Kaalaiyan is a do-gooder with a helping hand living in a Puliangudi town. Kaalaiyan falls in love with his sister's friend Kamakshi who is tortured and harassed by her sister-in-law Rukku, while Kamakshi's mother and brother are helpless spectators. After the initial hesitation the timid Kamakshi also reciprocates Kaalaiyan's love. Rukku does not want Kamakshi to marry Kaalaiyan. The duo elopes and gets married. After a violent bashing up of Kaalaiyan and Kamakshi by Rukku's men, the doctors warn Kaalaiyan that Kamakshi's health would be endangered if she were to bear a child. But Kamakshi drugs Kaalaiyan and seduces him. She conceives, but there is nothing to worry. The doctors are proved wrong and she delivers twins.

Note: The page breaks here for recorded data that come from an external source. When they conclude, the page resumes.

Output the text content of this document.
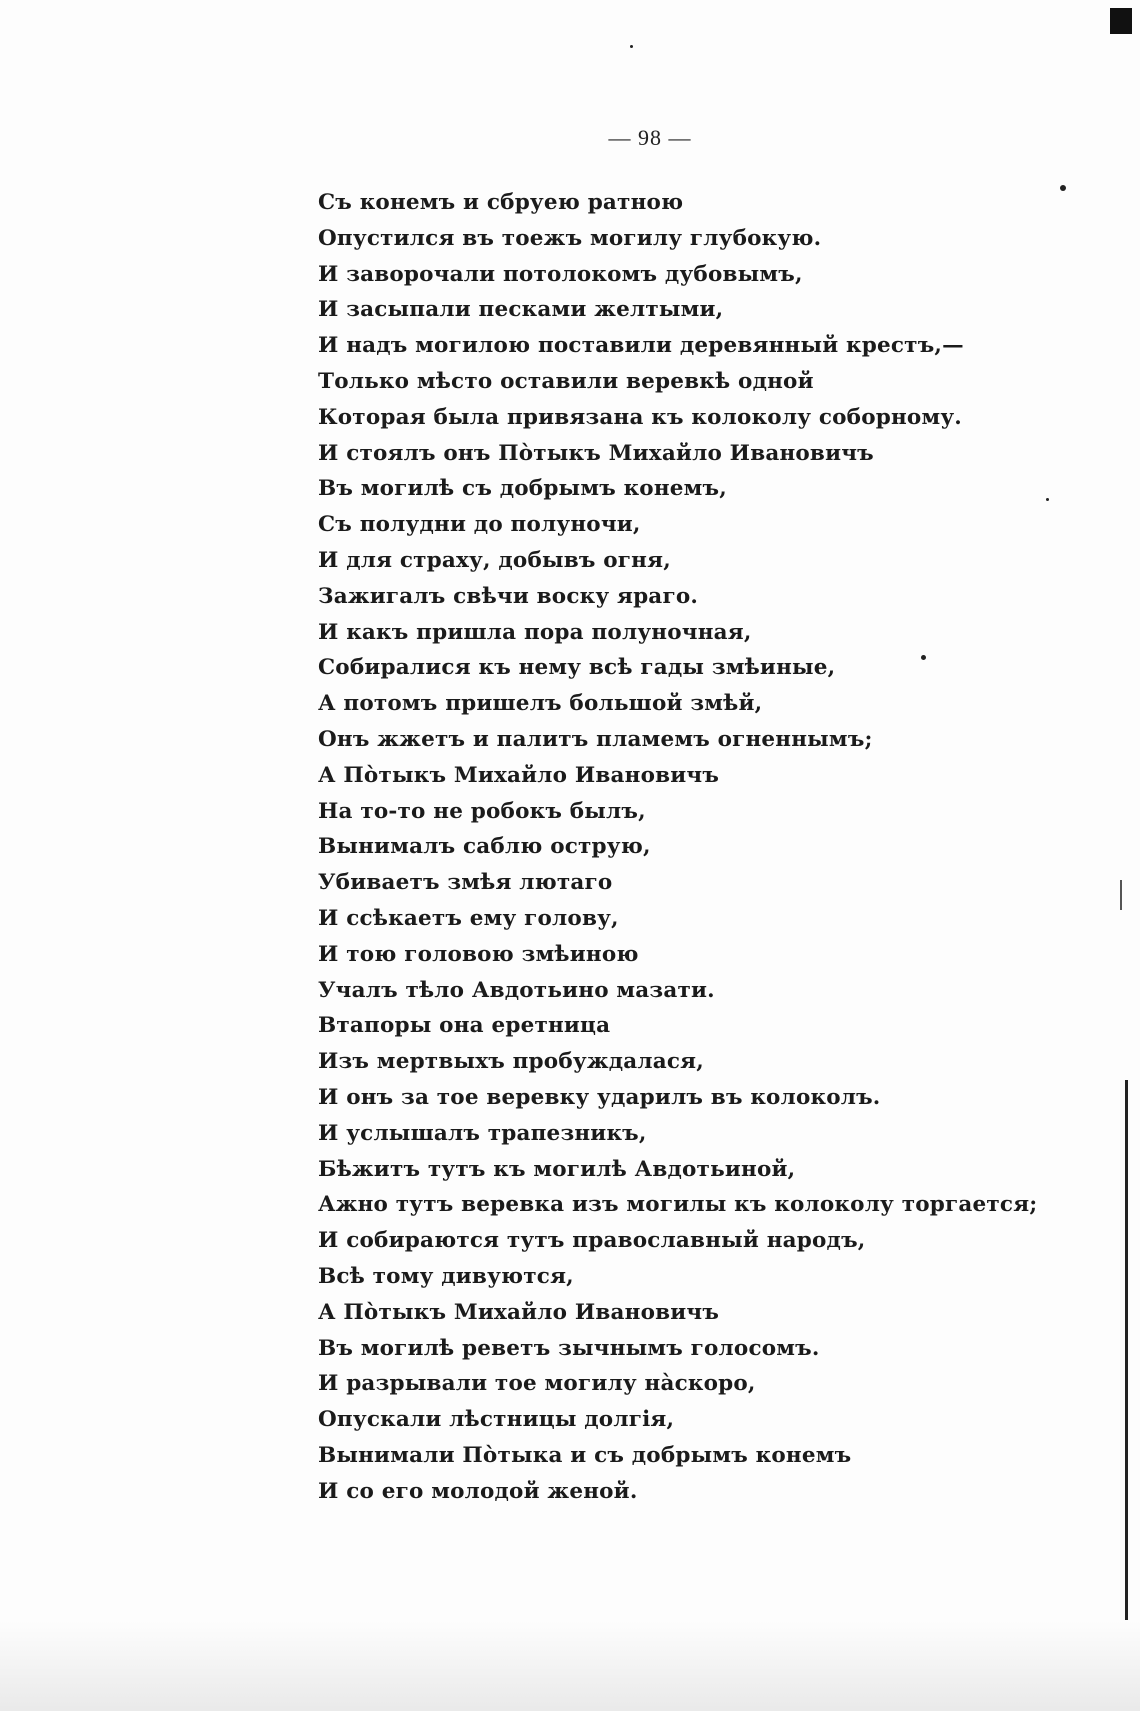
— 98 —
Съ конемъ и сбруею ратною
Опустился въ тоежъ могилу глубокую.
И заворочали потолокомъ дубовымъ,
И засыпали песками желтыми,
И надъ могилою поставили деревянный крестъ,—
Только мѣсто оставили веревкѣ одной
Которая была привязана къ колоколу соборному.
И стоялъ онъ Пòтыкъ Михайло Ивановичъ
Въ могилѣ съ добрымъ конемъ,
Съ полудни до полуночи,
И для страху, добывъ огня,
Зажигалъ свѣчи воску яраго.
И какъ пришла пора полуночная,
Собиралися къ нему всѣ гады змѣиные,
А потомъ пришелъ большой змѣй,
Онъ жжетъ и палитъ пламемъ огненнымъ;
А Пòтыкъ Михайло Ивановичъ
На то-то не робокъ былъ,
Вынималъ саблю острую,
Убиваетъ змѣя лютаго
И ссѣкаетъ ему голову,
И тою головою змѣиною
Учалъ тѣло Авдотьино мазати.
Втапоры она еретница
Изъ мертвыхъ пробуждалася,
И онъ за тое веревку ударилъ въ колоколъ.
И услышалъ трапезникъ,
Бѣжитъ тутъ къ могилѣ Авдотьиной,
Ажно тутъ веревка изъ могилы къ колоколу торгается;
И собираются тутъ православный народъ,
Всѣ тому дивуются,
А Пòтыкъ Михайло Ивановичъ
Въ могилѣ реветъ зычнымъ голосомъ.
И разрывали тое могилу нàскоро,
Опускали лѣстницы долгія,
Вынимали Пòтыка и съ добрымъ конемъ
И со его молодой женой.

It is time for Kaalaiyan and the gang to hold up their two fingers in "victory" style.

== Production ==

.

== Soundtrack ==
The soundtrack was composed by Sirpy.

| Song | Singers | Lyrics |
| "Em Manasiley" | Mano, Sujatha | Muthulingam |
| "Kaalaiyan Varaanda" | Malaysia Vasudevan | Gangai Amaran |
| "Nalla Pillaiya" | Srinivas | Pulamaipithan |
| "Raathiri Nadu Raathiri" | S. P. B. Charan, Harini | Rajarishi |
| "Re Re Retaikkili" (Lady) | K. S. Chithra | Gangai Amaran |
| "Re Re Retaikkili" (Men) | S. P. Balasubrahmanyam |
| "Thuninja Thuninja" | Mano, Krishnaraj | Pulamaipithan |

== Critical reception ==
Malini Mannath of Chennai Online wrote, "[..] it's not as if the film is all that bad. The early part is humorous, Ramarajan being quite comfortable in the lighter scenes. If only he had concentrated more on the script, than in merely thrusting lines with political overtones, the movie would have been better". Cinesouth wrote, "One can easily guess the way in which the scenes are strung together. The screenplay is out of control. There is dearth of comedy. The fans are ill at ease because of these surroundings. Director Ramarajan tests the patience of the audiences. There is no scope for any great performance of acting." Visual Dasan of Kalki wrote that even though Ramarajan's hard work is evident in both the dialogues and the screenplay, because of the old plot, they could not avoid the frequent yawns.